On the 26th, the KFTC announced that it would issue a corrective order and impose a fine of 2,185 million won on Coupang for violating the Act on Fairness in Large Franchise and Retail Business (the Large Retail Business Act). It also ordered the company to return to its trading partners approximately 850 million won in unpaid late?payment interest and about 530 million won in unspent product costs. The investigation found that Coupang had blatantly violated key provisions of the Large Retail Business Act, including: forcing unfair reductions in supply unit prices; passing on costs such as advertising expenses; delaying payment for goods; and failing to return products without justification.
According to the KFTC, for about three years starting in 2020, Coupang pressured suppliers to lower supply prices whenever their performance fell short of the agreed target "pure purchase margin rate (PPM)" by hinting at suspending or reducing purchase orders. In particular, Coupang's buyers (BMs) were found to have squeezed suppliers by contacting them individually via phone calls, text messages, and KakaoTalk messages that would leave no trace.
That was not all. To hit its target margin, Coupang also forced suppliers to run advertising campaigns they did not want, or shifted the cost of such advertising onto them. From the suppliers' perspective, they had no other choice but to accept these proposals, given the overwhelming platform power of Coupang. Regarding this, the KFTC imposed the maximum amount under its calculation standards, levying the highest fixed fine of 500 million won for each type of conduct (demands for price cuts and shifting of advertising costs).
This action marks the first case in which sanctions have been imposed by applying the "statutory payment deadline for direct?purchase product prices" provision introduced in 2021. It was found that Coupang paid a total of 280 billion won owed to 25,715 suppliers up to 233 days later than the statutory deadline, which is 60 days from the date of receipt of the goods. Coupang argued that "the standard date is the day the goods are warehoused after our own inspection and quality check are completed," but the KFTC firmly rejected this arbitrary interpretation, presenting the clear standard that "the date of delivery of the goods is the date of receipt." Accordingly, the KFTC also ordered the immediate refund to suppliers of 853 million won in unpaid late?payment interest.

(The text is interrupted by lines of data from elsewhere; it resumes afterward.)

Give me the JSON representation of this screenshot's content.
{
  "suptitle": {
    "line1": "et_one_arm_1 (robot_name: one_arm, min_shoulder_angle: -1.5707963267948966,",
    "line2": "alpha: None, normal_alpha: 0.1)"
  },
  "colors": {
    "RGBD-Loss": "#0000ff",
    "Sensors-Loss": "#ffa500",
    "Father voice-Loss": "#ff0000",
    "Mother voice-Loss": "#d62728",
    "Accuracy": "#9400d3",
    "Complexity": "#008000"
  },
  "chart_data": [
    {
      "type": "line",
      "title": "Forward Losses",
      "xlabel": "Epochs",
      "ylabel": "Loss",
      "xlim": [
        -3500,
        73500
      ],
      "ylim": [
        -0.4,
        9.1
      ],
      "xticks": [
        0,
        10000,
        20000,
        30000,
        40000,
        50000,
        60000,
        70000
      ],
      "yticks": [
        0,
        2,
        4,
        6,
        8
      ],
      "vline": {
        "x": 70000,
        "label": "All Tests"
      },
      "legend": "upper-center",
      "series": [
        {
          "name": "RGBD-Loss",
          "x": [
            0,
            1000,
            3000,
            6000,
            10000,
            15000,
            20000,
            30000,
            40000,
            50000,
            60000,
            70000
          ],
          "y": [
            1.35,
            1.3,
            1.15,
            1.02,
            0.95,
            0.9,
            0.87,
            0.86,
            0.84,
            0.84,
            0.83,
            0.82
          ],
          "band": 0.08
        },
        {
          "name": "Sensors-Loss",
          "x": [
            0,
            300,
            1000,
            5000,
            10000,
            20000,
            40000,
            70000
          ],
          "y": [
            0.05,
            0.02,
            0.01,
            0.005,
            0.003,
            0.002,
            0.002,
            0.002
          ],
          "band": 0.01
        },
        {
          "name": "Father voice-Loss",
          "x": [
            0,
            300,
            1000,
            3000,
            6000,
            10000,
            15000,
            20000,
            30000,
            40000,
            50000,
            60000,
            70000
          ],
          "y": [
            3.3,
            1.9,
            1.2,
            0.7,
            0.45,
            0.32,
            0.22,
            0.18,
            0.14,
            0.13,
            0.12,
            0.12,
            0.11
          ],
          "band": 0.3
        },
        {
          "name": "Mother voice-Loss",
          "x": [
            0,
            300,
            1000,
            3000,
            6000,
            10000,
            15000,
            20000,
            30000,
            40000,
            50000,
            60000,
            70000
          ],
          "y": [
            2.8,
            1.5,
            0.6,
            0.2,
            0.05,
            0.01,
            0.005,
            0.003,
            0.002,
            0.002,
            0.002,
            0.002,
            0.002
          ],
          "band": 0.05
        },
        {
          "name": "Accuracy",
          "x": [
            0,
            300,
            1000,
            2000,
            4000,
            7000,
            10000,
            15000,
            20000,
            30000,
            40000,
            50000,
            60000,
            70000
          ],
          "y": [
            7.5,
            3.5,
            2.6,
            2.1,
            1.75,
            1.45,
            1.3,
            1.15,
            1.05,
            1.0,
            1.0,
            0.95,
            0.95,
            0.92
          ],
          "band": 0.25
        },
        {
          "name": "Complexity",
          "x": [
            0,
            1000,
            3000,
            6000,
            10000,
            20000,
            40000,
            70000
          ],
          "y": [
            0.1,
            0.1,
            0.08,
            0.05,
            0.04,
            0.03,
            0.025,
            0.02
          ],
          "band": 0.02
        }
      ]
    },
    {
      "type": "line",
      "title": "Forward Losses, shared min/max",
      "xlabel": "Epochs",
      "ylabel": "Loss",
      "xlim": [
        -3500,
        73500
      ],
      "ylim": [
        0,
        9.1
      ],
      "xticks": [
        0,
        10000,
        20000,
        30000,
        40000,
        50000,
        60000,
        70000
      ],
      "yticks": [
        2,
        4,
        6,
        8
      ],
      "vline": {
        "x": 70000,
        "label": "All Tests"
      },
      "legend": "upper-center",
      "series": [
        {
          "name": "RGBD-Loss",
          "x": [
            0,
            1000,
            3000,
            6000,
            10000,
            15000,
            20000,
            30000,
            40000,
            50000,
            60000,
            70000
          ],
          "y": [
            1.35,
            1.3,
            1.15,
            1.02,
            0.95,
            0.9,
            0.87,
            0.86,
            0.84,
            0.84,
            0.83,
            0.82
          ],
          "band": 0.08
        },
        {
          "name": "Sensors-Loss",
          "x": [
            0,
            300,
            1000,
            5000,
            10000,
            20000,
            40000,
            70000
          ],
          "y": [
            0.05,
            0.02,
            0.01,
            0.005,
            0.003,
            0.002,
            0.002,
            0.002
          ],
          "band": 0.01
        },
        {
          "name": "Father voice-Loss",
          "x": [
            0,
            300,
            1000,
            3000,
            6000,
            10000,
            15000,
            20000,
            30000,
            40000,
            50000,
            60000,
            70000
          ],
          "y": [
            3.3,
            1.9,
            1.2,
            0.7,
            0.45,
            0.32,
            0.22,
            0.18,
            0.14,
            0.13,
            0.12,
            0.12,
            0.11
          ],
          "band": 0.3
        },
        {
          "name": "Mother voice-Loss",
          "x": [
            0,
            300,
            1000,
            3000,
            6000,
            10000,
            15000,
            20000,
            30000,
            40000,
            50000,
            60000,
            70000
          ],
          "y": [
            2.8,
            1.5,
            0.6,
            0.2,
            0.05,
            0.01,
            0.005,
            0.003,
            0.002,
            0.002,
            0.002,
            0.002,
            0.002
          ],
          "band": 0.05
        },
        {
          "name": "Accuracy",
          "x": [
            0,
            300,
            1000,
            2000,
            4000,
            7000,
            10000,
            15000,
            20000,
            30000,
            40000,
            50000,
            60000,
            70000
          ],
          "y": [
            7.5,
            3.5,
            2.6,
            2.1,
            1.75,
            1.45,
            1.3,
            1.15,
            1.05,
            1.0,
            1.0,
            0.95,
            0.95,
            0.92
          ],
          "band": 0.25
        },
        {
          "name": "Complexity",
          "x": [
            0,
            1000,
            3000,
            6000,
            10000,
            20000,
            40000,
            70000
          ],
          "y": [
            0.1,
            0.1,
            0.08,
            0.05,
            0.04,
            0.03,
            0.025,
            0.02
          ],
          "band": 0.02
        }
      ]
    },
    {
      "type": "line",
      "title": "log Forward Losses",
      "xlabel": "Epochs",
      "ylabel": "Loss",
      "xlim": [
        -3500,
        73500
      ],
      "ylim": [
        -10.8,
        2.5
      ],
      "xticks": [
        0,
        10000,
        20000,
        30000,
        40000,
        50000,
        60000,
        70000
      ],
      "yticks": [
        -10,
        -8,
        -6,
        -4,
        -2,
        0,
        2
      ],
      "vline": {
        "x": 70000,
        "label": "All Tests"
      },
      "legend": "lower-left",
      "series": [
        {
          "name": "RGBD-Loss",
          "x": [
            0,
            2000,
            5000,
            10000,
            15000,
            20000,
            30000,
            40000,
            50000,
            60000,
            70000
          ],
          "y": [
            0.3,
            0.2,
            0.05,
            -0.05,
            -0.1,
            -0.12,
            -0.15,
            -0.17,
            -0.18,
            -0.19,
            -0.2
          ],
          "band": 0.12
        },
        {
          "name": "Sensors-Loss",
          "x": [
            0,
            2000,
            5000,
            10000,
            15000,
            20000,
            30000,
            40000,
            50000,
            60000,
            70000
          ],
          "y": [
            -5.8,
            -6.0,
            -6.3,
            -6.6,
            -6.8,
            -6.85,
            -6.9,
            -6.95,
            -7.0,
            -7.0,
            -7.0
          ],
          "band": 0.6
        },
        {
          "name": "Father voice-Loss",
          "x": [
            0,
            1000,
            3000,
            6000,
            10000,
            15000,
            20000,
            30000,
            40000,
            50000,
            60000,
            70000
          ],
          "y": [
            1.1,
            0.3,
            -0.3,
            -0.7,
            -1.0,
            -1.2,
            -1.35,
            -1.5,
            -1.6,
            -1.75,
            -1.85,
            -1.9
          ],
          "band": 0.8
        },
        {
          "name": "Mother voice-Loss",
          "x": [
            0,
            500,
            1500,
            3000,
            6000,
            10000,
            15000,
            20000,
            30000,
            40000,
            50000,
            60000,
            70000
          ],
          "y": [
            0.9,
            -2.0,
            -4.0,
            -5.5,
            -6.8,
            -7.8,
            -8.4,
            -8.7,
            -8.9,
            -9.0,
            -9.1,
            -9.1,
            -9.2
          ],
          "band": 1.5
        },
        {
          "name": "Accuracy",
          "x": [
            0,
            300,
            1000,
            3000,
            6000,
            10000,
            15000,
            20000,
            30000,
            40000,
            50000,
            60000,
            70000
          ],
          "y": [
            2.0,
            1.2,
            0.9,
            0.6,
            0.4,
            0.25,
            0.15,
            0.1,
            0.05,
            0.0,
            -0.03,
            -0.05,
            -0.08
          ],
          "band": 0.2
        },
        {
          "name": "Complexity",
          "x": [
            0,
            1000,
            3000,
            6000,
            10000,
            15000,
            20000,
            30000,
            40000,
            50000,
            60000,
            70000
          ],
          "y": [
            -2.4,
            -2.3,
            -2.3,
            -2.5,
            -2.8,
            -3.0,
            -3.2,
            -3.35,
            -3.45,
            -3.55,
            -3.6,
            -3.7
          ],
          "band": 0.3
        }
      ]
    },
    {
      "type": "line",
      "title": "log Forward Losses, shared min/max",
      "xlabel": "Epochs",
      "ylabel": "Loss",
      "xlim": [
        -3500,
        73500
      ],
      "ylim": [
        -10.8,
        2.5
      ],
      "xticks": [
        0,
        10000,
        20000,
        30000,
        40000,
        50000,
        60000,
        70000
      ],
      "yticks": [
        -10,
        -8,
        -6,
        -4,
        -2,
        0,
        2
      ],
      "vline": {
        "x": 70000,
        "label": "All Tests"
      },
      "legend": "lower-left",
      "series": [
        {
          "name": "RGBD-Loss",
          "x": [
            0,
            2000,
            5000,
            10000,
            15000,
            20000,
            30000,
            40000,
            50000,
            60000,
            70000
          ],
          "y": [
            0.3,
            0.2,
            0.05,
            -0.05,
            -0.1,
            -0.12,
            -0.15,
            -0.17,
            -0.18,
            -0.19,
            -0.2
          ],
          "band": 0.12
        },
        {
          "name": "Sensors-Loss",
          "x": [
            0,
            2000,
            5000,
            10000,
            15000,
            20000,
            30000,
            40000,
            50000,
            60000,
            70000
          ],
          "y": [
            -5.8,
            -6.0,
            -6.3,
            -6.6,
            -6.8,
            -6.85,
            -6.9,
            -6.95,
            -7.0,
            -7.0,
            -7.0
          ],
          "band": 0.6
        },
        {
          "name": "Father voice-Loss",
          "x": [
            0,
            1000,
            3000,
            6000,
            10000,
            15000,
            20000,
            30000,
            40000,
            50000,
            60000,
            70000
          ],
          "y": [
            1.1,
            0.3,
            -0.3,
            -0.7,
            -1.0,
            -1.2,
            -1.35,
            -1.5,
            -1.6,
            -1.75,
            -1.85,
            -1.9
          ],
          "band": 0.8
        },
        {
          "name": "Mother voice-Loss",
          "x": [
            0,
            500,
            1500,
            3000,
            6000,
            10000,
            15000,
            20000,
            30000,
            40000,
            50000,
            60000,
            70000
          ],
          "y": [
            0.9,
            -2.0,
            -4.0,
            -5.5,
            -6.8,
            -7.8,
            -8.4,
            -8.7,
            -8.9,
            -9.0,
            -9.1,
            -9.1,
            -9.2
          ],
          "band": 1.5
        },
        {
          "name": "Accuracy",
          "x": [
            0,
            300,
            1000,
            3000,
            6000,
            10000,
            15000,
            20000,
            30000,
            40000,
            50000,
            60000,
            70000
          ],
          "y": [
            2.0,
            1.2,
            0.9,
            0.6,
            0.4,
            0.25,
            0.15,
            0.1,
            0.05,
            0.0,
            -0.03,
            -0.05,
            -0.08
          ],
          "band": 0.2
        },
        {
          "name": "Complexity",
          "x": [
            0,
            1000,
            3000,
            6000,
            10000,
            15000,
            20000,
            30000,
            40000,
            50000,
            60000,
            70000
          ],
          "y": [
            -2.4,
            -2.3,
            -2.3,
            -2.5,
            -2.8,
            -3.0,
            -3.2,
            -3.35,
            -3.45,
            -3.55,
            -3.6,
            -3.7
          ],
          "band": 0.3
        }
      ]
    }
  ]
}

Coupang also engaged in unfair practices in the operation of its "Coupang Experience Group" program. It appropriated more than 25,000 items, worth about 536 million won, that remained because customers did not participate in the product trials, instead of returning them to the suppliers. The KFTC issued a remedial order to ensure that these costs are effectively returned to the suppliers.
This sanction is significant in that it puts a brake on the practice of large, market?dominant platforms in the rapidly expanding online shopping market unfairly shoring up their profits at the expense of suppliers.
Cho Wonsik, head of the Distribution and Agency Investigation Division at the KFTC, stated, "Going forward, we plan to closely monitor and strictly crack down on any unfair practices by large retailers that abuse their superior bargaining position to shift the risks and costs associated with direct?purchase transactions onto suppliers and infringe upon the legitimate interests of suppliers in order to maintain their own profits, and to take stern action whenever violations of the law are confirmed."